Splunk Search

weighted average and coalescing raw data



this is how my log file looks:

2012-06-20 10:50:00 label="aService",avg=340.44,min=290,max=537,stdDev=52.78,count=217

2012-06-20 10:55:00 label="aService",avg=484.11,min=333,max=1243,stdDev=222.97,count=15

as you can notice I already have some coalescence produced by the logging service, perf4j in this case. Now I would like to generate a chart representing the average execution time, over a variable period of time. In order to do so and apply a consistent scaling, I need to weight the averages of each log entry by using both the avg and count fields.

Do you know how this can be achieved in splunk search syntax?

Tags (3)


I suggest the eval command, along with a few other steps:

yoursearchhere |
eval sumX=avg*count |
eval countX=count |
bucket _time span=1h | 
stats sum(sumX) as hourlySum sum(countX) as hourlyCount by _time |
eval hourlyAvg = round(hourlySum / hourlyCount, 1) |
fields hourlyAvg _time |
chart max(hourlyAvg) by _time

I know this is a bit odd, but I think it will work. First, sumX tries to get back to the original value that was used to create the average (an average = a sum / a count).
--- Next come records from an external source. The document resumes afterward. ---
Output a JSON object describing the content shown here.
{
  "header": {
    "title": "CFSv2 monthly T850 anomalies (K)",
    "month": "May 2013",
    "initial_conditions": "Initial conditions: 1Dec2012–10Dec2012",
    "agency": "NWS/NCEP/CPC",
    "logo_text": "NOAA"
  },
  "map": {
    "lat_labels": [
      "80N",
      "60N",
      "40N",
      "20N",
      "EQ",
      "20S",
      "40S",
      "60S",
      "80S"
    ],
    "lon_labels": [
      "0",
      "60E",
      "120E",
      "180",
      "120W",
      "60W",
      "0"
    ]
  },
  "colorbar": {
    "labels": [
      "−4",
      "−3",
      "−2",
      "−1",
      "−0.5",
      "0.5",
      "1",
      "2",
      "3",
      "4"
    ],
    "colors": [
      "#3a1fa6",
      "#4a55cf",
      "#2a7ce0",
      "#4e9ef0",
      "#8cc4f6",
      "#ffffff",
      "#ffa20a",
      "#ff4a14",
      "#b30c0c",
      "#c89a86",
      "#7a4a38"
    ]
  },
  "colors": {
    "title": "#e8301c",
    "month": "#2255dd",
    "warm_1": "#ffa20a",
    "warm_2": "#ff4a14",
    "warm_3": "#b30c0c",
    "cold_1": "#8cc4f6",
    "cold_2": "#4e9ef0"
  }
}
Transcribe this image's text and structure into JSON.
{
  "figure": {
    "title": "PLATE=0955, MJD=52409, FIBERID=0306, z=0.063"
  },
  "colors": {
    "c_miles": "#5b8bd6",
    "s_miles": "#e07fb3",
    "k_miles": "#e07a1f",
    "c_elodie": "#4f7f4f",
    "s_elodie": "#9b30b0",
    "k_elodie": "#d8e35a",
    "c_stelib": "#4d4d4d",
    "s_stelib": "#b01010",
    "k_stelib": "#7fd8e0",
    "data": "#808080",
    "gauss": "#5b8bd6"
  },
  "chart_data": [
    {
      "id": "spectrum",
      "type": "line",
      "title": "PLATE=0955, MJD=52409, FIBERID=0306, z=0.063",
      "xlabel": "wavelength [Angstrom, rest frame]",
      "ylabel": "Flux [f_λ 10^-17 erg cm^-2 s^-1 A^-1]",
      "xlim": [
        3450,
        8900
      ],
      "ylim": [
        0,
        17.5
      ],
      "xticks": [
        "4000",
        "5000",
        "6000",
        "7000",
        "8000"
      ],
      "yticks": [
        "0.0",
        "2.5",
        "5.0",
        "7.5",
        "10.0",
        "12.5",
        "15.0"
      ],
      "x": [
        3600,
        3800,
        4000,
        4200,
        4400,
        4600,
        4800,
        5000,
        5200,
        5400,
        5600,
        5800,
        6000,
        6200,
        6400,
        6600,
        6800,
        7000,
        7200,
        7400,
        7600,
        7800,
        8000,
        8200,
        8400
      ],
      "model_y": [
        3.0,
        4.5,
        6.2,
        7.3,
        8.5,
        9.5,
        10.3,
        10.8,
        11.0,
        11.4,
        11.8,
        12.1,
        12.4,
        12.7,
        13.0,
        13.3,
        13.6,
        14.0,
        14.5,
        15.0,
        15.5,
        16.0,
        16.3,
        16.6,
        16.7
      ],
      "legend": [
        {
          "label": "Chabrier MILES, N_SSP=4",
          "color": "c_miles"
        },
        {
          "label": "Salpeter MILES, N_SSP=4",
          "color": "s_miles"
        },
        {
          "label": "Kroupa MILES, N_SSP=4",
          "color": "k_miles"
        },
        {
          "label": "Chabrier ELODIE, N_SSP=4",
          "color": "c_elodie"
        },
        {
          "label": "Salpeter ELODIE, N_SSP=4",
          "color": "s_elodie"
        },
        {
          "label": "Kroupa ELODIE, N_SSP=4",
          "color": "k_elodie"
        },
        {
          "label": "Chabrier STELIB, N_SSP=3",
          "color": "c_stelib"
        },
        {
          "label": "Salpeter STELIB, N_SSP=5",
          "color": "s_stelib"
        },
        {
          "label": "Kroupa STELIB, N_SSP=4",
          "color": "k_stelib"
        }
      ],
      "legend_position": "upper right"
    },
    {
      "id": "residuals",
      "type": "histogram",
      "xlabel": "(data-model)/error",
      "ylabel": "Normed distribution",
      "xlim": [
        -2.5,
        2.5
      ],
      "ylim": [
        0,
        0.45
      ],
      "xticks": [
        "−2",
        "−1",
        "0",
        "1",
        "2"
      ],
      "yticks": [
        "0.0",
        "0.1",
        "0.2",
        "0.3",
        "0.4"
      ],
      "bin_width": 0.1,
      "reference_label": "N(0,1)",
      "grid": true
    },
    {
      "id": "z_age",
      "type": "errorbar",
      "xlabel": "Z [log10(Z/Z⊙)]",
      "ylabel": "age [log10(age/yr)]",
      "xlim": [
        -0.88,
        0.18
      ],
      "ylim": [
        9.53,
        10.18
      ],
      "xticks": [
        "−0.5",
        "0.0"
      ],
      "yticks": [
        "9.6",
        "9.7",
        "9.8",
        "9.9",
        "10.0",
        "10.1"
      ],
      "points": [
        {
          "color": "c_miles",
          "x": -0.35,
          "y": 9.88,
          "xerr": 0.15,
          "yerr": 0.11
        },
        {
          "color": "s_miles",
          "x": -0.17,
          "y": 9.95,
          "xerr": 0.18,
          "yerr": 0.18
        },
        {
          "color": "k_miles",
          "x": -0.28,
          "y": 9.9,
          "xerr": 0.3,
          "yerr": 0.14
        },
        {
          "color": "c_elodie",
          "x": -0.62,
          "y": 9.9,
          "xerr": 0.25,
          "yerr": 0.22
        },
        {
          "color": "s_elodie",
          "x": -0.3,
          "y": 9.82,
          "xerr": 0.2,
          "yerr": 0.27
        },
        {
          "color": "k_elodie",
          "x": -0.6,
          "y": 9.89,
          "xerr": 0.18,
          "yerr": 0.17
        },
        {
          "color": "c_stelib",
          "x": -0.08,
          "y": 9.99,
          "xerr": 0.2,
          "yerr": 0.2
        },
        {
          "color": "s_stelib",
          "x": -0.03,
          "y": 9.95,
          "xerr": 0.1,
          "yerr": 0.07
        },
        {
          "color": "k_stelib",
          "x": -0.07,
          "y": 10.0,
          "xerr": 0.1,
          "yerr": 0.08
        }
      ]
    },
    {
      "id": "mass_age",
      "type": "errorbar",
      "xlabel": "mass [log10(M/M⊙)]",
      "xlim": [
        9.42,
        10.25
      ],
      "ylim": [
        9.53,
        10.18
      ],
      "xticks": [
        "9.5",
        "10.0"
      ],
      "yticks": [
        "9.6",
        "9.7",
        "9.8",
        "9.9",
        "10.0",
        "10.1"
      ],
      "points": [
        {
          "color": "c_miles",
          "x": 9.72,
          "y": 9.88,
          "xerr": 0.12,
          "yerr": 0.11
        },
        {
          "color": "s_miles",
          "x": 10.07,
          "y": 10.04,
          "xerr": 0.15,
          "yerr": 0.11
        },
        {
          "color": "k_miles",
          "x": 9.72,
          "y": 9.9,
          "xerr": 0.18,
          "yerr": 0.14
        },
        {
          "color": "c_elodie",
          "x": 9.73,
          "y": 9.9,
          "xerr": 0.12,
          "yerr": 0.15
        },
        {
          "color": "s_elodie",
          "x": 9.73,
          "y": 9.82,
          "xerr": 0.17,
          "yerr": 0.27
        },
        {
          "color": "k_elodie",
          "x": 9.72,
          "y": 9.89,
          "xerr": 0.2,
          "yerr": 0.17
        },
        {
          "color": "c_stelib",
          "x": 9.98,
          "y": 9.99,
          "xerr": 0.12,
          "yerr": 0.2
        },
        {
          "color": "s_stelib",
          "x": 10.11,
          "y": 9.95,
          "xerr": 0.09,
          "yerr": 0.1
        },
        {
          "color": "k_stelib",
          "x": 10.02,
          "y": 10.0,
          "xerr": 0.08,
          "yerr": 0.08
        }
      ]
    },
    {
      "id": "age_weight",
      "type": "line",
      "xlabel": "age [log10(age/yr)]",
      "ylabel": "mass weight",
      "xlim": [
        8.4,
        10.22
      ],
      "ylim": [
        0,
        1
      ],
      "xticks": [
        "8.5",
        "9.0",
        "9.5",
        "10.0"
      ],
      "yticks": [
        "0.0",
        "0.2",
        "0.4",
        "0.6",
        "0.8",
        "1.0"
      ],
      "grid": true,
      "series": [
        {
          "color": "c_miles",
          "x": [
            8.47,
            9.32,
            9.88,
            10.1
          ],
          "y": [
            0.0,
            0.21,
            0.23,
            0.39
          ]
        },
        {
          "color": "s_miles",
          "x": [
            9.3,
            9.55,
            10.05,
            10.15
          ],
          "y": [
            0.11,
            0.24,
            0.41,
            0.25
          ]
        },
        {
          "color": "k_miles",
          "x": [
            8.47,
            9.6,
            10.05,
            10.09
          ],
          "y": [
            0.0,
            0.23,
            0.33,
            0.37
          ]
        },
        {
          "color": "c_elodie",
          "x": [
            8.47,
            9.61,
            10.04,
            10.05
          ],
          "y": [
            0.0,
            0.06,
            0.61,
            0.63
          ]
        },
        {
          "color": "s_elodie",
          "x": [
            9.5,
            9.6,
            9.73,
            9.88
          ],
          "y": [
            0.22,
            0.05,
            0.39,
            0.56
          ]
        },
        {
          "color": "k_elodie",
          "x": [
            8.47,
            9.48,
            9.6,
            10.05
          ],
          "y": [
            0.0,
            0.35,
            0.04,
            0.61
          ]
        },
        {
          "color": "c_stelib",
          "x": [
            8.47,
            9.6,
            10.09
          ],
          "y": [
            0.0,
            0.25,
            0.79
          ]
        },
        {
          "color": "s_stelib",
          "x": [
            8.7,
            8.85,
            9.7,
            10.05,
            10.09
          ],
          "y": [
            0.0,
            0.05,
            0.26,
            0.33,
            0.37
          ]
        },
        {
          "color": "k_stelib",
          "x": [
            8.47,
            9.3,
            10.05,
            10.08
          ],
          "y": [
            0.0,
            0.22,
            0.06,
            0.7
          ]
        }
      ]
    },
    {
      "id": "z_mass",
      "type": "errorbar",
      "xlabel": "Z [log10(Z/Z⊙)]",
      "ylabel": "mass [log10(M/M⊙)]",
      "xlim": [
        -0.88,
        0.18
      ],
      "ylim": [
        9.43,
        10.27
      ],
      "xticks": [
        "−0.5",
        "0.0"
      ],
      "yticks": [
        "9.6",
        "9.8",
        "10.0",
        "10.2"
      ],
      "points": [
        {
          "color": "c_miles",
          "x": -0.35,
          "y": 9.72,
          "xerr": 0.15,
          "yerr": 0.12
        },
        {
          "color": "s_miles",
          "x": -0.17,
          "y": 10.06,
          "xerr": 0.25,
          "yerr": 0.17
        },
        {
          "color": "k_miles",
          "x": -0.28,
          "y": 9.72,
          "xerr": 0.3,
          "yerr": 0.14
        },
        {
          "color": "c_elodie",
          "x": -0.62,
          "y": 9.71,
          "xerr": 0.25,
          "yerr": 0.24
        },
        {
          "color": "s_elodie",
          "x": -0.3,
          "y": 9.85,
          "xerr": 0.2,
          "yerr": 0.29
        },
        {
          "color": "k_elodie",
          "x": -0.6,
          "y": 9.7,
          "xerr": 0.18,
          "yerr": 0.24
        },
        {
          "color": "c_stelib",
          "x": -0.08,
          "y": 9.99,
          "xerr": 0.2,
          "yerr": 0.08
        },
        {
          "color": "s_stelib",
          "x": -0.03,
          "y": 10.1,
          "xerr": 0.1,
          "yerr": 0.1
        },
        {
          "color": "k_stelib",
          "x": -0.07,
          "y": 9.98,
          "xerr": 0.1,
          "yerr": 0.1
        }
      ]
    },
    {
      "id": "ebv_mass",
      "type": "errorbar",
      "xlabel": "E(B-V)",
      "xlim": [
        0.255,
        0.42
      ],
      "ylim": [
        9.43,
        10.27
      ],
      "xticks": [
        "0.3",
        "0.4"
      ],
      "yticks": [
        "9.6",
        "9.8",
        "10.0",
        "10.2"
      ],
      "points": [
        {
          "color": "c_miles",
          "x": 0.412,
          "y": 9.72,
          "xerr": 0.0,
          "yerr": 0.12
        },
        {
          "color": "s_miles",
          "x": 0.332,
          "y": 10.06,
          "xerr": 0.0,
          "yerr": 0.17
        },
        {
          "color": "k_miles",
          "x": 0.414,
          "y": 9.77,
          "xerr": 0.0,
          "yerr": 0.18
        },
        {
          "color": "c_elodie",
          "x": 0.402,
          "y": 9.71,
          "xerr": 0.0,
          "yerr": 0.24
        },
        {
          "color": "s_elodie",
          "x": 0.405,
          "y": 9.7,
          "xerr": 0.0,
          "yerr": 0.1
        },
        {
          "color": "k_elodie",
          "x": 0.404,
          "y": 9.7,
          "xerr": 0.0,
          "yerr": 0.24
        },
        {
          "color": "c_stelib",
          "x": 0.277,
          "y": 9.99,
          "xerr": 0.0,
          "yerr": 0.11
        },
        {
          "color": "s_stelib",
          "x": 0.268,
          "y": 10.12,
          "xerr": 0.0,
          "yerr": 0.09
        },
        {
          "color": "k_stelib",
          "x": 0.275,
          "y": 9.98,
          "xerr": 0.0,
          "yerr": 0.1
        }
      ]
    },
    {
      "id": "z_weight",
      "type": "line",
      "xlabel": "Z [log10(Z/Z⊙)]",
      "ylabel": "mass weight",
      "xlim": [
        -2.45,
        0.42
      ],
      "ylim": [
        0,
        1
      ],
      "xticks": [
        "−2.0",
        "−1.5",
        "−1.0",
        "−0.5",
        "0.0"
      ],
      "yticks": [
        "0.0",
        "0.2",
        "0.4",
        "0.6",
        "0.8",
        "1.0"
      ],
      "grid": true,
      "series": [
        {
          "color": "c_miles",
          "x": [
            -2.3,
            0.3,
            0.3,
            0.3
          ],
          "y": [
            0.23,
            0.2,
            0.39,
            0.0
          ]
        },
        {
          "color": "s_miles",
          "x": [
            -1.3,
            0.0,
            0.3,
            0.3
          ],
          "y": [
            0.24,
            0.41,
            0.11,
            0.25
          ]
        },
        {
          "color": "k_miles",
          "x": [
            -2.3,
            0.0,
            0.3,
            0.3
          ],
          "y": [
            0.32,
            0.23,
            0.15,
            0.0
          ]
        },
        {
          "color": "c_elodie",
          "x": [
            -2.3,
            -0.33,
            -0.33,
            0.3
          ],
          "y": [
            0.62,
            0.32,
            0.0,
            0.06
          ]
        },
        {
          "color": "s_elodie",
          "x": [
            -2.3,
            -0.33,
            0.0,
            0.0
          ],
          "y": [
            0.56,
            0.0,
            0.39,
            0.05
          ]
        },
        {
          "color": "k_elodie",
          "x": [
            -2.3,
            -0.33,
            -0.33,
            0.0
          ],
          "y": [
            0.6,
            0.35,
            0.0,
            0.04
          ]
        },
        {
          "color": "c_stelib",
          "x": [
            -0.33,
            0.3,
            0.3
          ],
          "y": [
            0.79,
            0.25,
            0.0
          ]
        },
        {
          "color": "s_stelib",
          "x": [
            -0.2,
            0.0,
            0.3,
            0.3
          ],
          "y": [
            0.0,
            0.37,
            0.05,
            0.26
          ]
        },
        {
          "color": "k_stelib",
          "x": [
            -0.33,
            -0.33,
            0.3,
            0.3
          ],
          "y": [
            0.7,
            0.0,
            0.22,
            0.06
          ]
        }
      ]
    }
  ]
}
Then the data is grouped into hourly time "buckets" and a new average is computed. You could change the time interval to whatever you like in the bucket command.

Finally, the new average is plotted against the time buckets. The max(hourlyAvg) is a bit of a kludge, but the chart command requires a function for the Y axis - since there is only one value per interval, the max function will return the single value.

For my example, I assumed that you would run this search over a time period like "Last 24 hours" and summarize the data hourly, but you can change the time selection and the bucket to whatever you need. Just be aware that the is a limit to how many time periods Splunk can display in chart format. If you have too many, try the table format instead.